Thursday, April 16, 2020

Marriage, Nation, and Allegiance



            In some ways, chapter 22 is just more of the same: Jesus is in controversy with the religious leaders of Israel; He speaks judgment against Israel, and He asserts the priority of the reign of God. That narrative framework is familiar from the rest of the Gospel. There are, however, two particular topics I think warrant comment. First, there is the issue of one’s relationship with the powers of this word, and, second, there is the question of marriage in God’s new age.
            The incident around the temple tax is a trap for Jesus. If He affirms paying Caesar’s tax, He looks like a collaborator with a hated enemy. If He says not to pay the tax, His opponents have occasion to charge Him as a revolutionary before Pilate, the Roman governor. (They may not like Pilate, but they will use him when he suits their purposes.) Jesus neatly sidesteps the trap with His aphorism, “Render to Caesar’s what is Caesar’s and to God what is God’s.” Caesar (and his coins and taxes) belong to the order of the fallen age; insofar as we live in that age, we obey it. However, we also live in God’s new age and our ultimate loyalty belongs to that age.

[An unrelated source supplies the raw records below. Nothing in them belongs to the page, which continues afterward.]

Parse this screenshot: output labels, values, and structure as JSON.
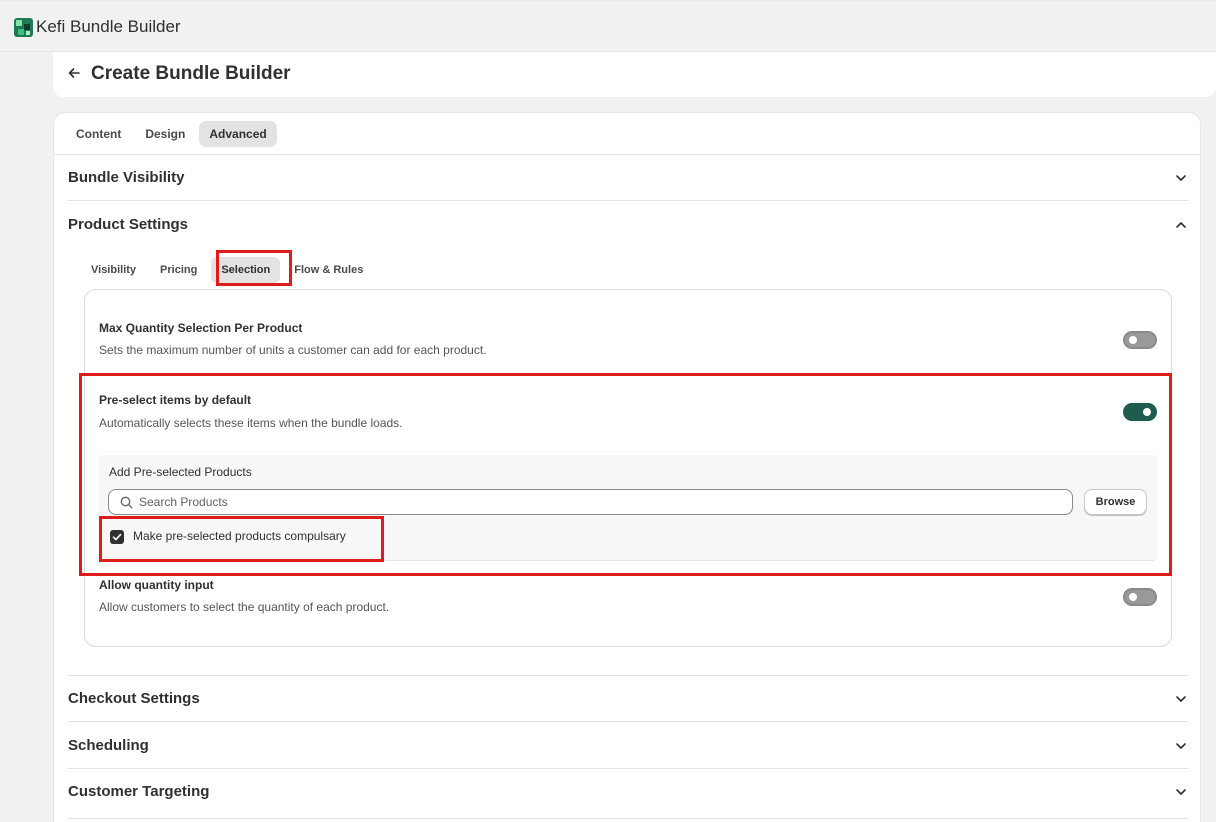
{
  "app": {
    "title": "Kefi Bundle Builder"
  },
  "page": {
    "title": "Create Bundle Builder"
  },
  "tabs": [
    {
      "label": "Content",
      "active": false
    },
    {
      "label": "Design",
      "active": false
    },
    {
      "label": "Advanced",
      "active": true
    }
  ],
  "sections": {
    "bundle_visibility": "Bundle Visibility",
    "product_settings": "Product Settings",
    "checkout_settings": "Checkout Settings",
    "scheduling": "Scheduling",
    "customer_targeting": "Customer Targeting"
  },
  "product_tabs": [
    {
      "label": "Visibility",
      "active": false
    },
    {
      "label": "Pricing",
      "active": false
    },
    {
      "label": "Selection",
      "active": true
    },
    {
      "label": "Flow & Rules",
      "active": false
    }
  ],
  "settings": {
    "max_qty": {
      "title": "Max Quantity Selection Per Product",
      "desc": "Sets the maximum number of units a customer can add for each product.",
      "enabled": false
    },
    "preselect": {
      "title": "Pre-select items by default",
      "desc": "Automatically selects these items when the bundle loads.",
      "enabled": true,
      "add_label": "Add Pre-selected Products",
      "search_placeholder": "Search Products",
      "browse_label": "Browse",
      "compulsory_label": "Make pre-selected products compulsary",
      "compulsory_checked": true
    },
    "allow_qty": {
      "title": "Allow quantity input",
      "desc": "Allow customers to select the quantity of each product.",
      "enabled": false
    }
  },
  "colors": {
    "accent": "#1d5c4d",
    "highlight": "#e01b1b"
  }
}
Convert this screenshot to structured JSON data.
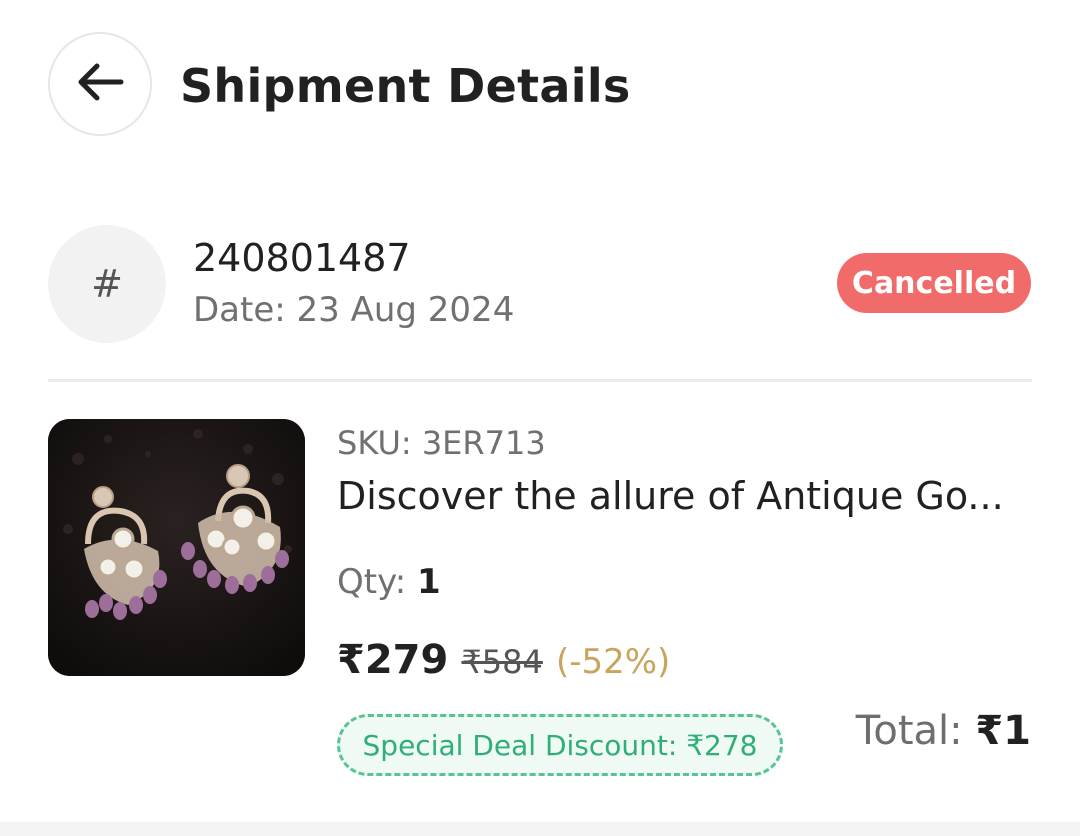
{
  "header": {
    "title": "Shipment Details",
    "back_icon": "arrow-left-icon"
  },
  "order": {
    "hash_symbol": "#",
    "id": "240801487",
    "date": "Date: 23 Aug 2024",
    "status": "Cancelled",
    "status_color": "#f16b6b"
  },
  "product": {
    "sku": "SKU: 3ER713",
    "name": "Discover the allure of Antique Go...",
    "qty_label": "Qty:",
    "qty_value": "1",
    "price": "₹279",
    "original_price": "₹584",
    "discount": "(-52%)",
    "discount_color": "#c9a45c",
    "special_deal": "Special Deal Discount: ₹278",
    "special_deal_color": "#2fae78",
    "image_alt": "earrings-product-image"
  },
  "summary": {
    "total_label": "Total:",
    "total_value": "₹1"
  }
}
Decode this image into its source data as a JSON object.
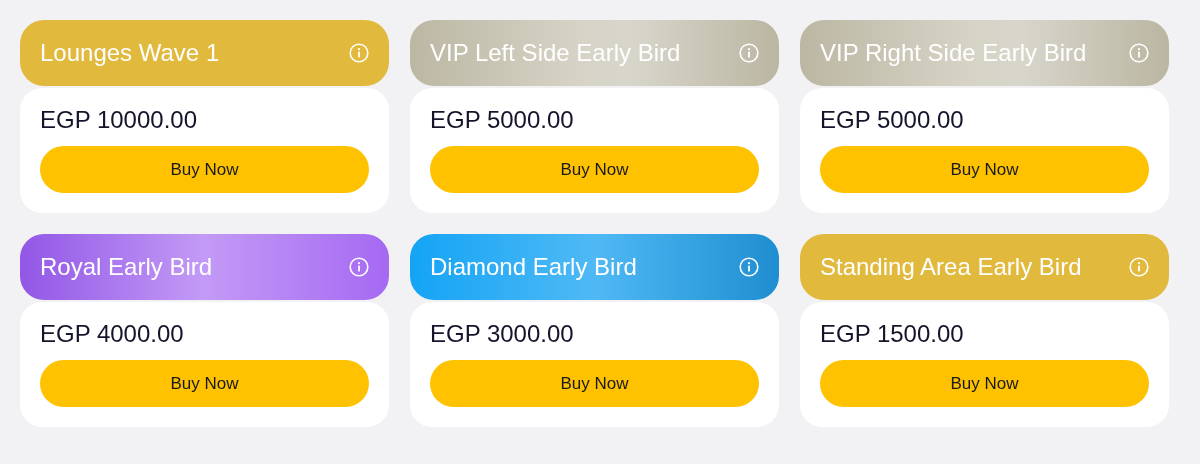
{
  "tickets": [
    {
      "name": "Lounges Wave 1",
      "kind": "gold",
      "price": "EGP 10000.00",
      "button": "Buy Now"
    },
    {
      "name": "VIP Left Side Early Bird",
      "kind": "silver",
      "price": "EGP 5000.00",
      "button": "Buy Now"
    },
    {
      "name": "VIP Right Side Early Bird",
      "kind": "silver",
      "price": "EGP 5000.00",
      "button": "Buy Now"
    },
    {
      "name": "Royal Early Bird",
      "kind": "royal",
      "price": "EGP 4000.00",
      "button": "Buy Now"
    },
    {
      "name": "Diamond Early Bird",
      "kind": "diamond",
      "price": "EGP 3000.00",
      "button": "Buy Now"
    },
    {
      "name": "Standing Area Early Bird",
      "kind": "gold",
      "price": "EGP 1500.00",
      "button": "Buy Now"
    }
  ]
}
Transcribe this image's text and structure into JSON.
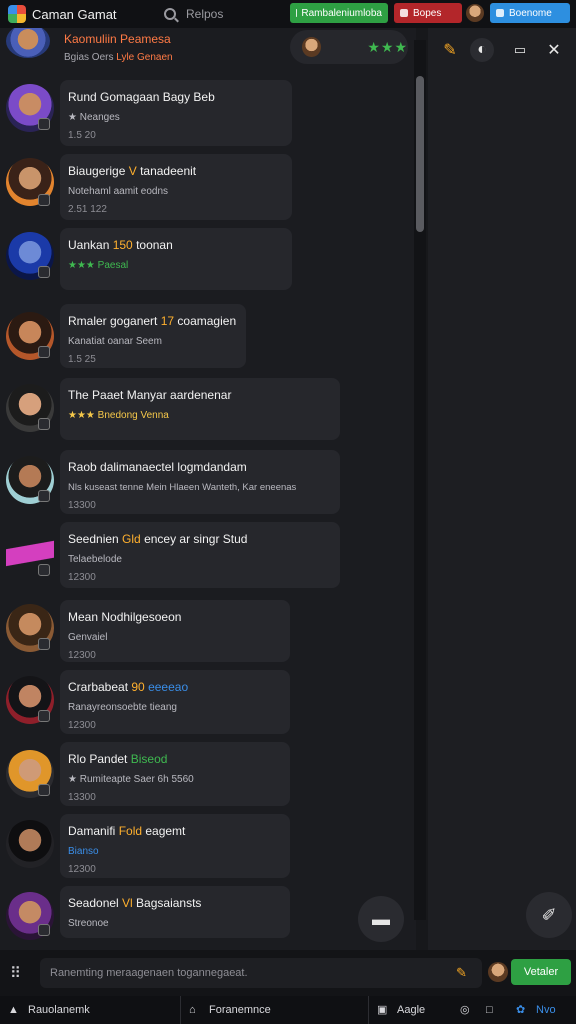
{
  "topbar": {
    "title": "Caman Gamat",
    "search_placeholder": "Relpos",
    "green_label": "Rambaleniumloba",
    "red_label": "Bopes",
    "blue_label": "Boenome"
  },
  "chat_header": {
    "name": "Kaomuliin Peamesa",
    "sub_prefix": "Bgias  Oers",
    "sub_accent": "Lyle Genaen",
    "stars": "★★★"
  },
  "messages": [
    {
      "title_pre": "Rund Gomagaan Bagy Beb",
      "title_hl": "",
      "title_post": "",
      "line2": "★ Neanges",
      "line3": "1.5 20"
    },
    {
      "title_pre": "Biaugerige ",
      "title_hl": "V",
      "title_post": " tanadeenit",
      "line2": "Notehaml aamit eodns",
      "line3": "2.51 122"
    },
    {
      "title_pre": "Uankan ",
      "title_hl": "150",
      "title_post": " toonan",
      "line2": "★★★ Paesal",
      "line3": ""
    },
    {
      "title_pre": "Rmaler goganert ",
      "title_hl": "17",
      "title_post": " coamagien",
      "line2": "Kanatiat oanar Seem",
      "line3": "1.5 25"
    },
    {
      "title_pre": "The Paaet Manyar aardenenar",
      "title_hl": "",
      "title_post": "",
      "line2": "★★★ Bnedong Venna",
      "line3": ""
    },
    {
      "title_pre": "Raob dalimanaectel logmdandam",
      "title_hl": "",
      "title_post": "",
      "line2": "Nls kuseast tenne Mein Hlaeen Wanteth, Kar eneenas",
      "line3": "13300"
    },
    {
      "title_pre": "Seednien ",
      "title_hl": "Gld",
      "title_post": " encey ar singr Stud",
      "line2": "Telaebelode",
      "line3": "12300"
    },
    {
      "title_pre": "Mean Nodhilgesoeon",
      "title_hl": "",
      "title_post": "",
      "line2": "Genvaiel",
      "line3": "12300"
    },
    {
      "title_pre": "Crarbabeat ",
      "title_hl": "90",
      "title_post": " eeeeao",
      "line2": "Ranayreonsoebte tieang",
      "line3": "12300"
    },
    {
      "title_pre": "Rlo Pandet ",
      "title_hl": "Biseod",
      "title_post": "",
      "line2": "★ Rumiteapte Saer 6h 5560",
      "line3": "13300"
    },
    {
      "title_pre": "Damanifi ",
      "title_hl": "Fold",
      "title_post": " eagemt",
      "line2": "Bianso",
      "line3": "12300"
    },
    {
      "title_pre": "Seadonel ",
      "title_hl": "Vl",
      "title_post": " Bagsaiansts",
      "line2": "Streonoe",
      "line3": ""
    }
  ],
  "composer": {
    "placeholder": "Ranemting meraagenaen togannegaeat.",
    "send_label": "Vetaler"
  },
  "taskbar": {
    "task1": "Rauolanemk",
    "task2": "Foranemnce",
    "task3": "Aagle",
    "task4": "Nvo"
  }
}
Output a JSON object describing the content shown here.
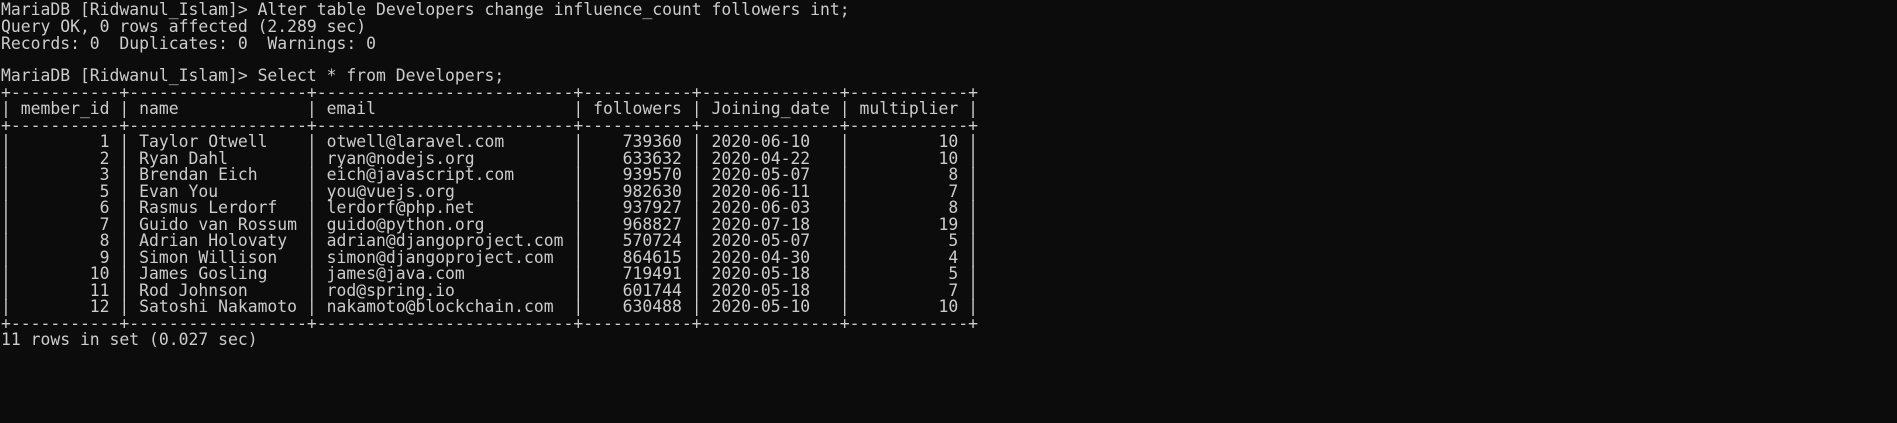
{
  "terminal": {
    "lines": [
      "MariaDB [Ridwanul_Islam]> Alter table Developers change influence_count followers int;",
      "Query OK, 0 rows affected (2.289 sec)",
      "Records: 0  Duplicates: 0  Warnings: 0",
      "",
      "MariaDB [Ridwanul_Islam]> Select * from Developers;",
      "+-----------+------------------+--------------------------+-----------+--------------+------------+",
      "| member_id | name             | email                    | followers | Joining_date | multiplier |",
      "+-----------+------------------+--------------------------+-----------+--------------+------------+",
      "|         1 | Taylor Otwell    | otwell@laravel.com       |    739360 | 2020-06-10   |         10 |",
      "|         2 | Ryan Dahl        | ryan@nodejs.org          |    633632 | 2020-04-22   |         10 |",
      "|         3 | Brendan Eich     | eich@javascript.com      |    939570 | 2020-05-07   |          8 |",
      "|         5 | Evan You         | you@vuejs.org            |    982630 | 2020-06-11   |          7 |",
      "|         6 | Rasmus Lerdorf   | lerdorf@php.net          |    937927 | 2020-06-03   |          8 |",
      "|         7 | Guido van Rossum | guido@python.org         |    968827 | 2020-07-18   |         19 |",
      "|         8 | Adrian Holovaty  | adrian@djangoproject.com |    570724 | 2020-05-07   |          5 |",
      "|         9 | Simon Willison   | simon@djangoproject.com  |    864615 | 2020-04-30   |          4 |",
      "|        10 | James Gosling    | james@java.com           |    719491 | 2020-05-18   |          5 |",
      "|        11 | Rod Johnson      | rod@spring.io            |    601744 | 2020-05-18   |          7 |",
      "|        12 | Satoshi Nakamoto | nakamoto@blockchain.com  |    630488 | 2020-05-10   |         10 |",
      "+-----------+------------------+--------------------------+-----------+--------------+------------+",
      "11 rows in set (0.027 sec)"
    ]
  }
}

            I don’t know if I have space here to lay all this out. American Christians seem to struggle with this. Many of us are deeply suspicious of our government, but we deeply love our country., and both are, in their own ways, problematic. As far as the government is concerned, I refer you to Romans 13, where Paul asserts that everyone in authority is there because God has placed him there. So, the Christian is called to obedience to the government, except when the government would order us to do something contrary to God’s will (compare Acts 5:29). As far as loving our nation, we face questions of syncretism and of allegiance. Syncretism is when you try to merge two different things and worship them together as if they were the same thing. And indeed, since the founding, Americans have often conflated their nation and their faith. (The Puritan settlers in New England were the most obvious offenders with their talk that their new colony was “the city set on a hill.”) Syncretism is an attempt to be equally loyal to two different things, to have the best of two worlds. And throughout the Gospel, Jesus has been clear—primary allegiance belongs to God and to God alone.
            These are difficult questions, and they’re not as simple as yes and no. They are about living with the appropriate balance. I’d be happy to speak to this in our Wednesday Bible study on April 22. Bring it up then, if you’d like to pursue it further.
            The second topic is marriage. Here again, Jesus’ enemies are trying to trap Him, and He neatly avoids the trap. But His answer gives us pause, “At the resurrection people will neither marry nor be given in marriage; they will be like the angels in heaven.” We live in an era of family values. For many of us, nothing is more important than family, whether our children or our spouses. And this is just the latest in a series of sayings in which Jesus is almost dismissive of family.
            I’ve been studying the Biblical teaching on marriage for two decades; I even wrote a chapter for a book (never published) on the topic. Here’s a summary of that study: marriage is a penultimate estate. This statement is plain even in our wedding vows, where we declare our faithfulness “until death parts us.” Marriage lasts until death, not beyond. In the resurrection.
            Consider this: if my spouse is a believer (and for the record, mine is…), then we relate to each other in at least two ways: first, we are husband and wife, but we are also brother and sister in Christ. When one of us passes, we will cease to be husband and wife; what will remain into eternity is our relationship as brother and sister in Christ. This, too, is a difficult topic and one that I am happy to address at our midweek chat next week.
            To briefly summarize: Christ’s people are to keep their priorities straight. As Jesus says in Matthew 6:33 (incidentally, my confirmation verse): “Seek first God’s kingdom and His righteousness, and all these things will be given to you as well.” It is good to rejoice in God’s good gifts of country and family, but let us never fall into the trap of making them the highest value, a position that belongs to the Giver of all good gifts.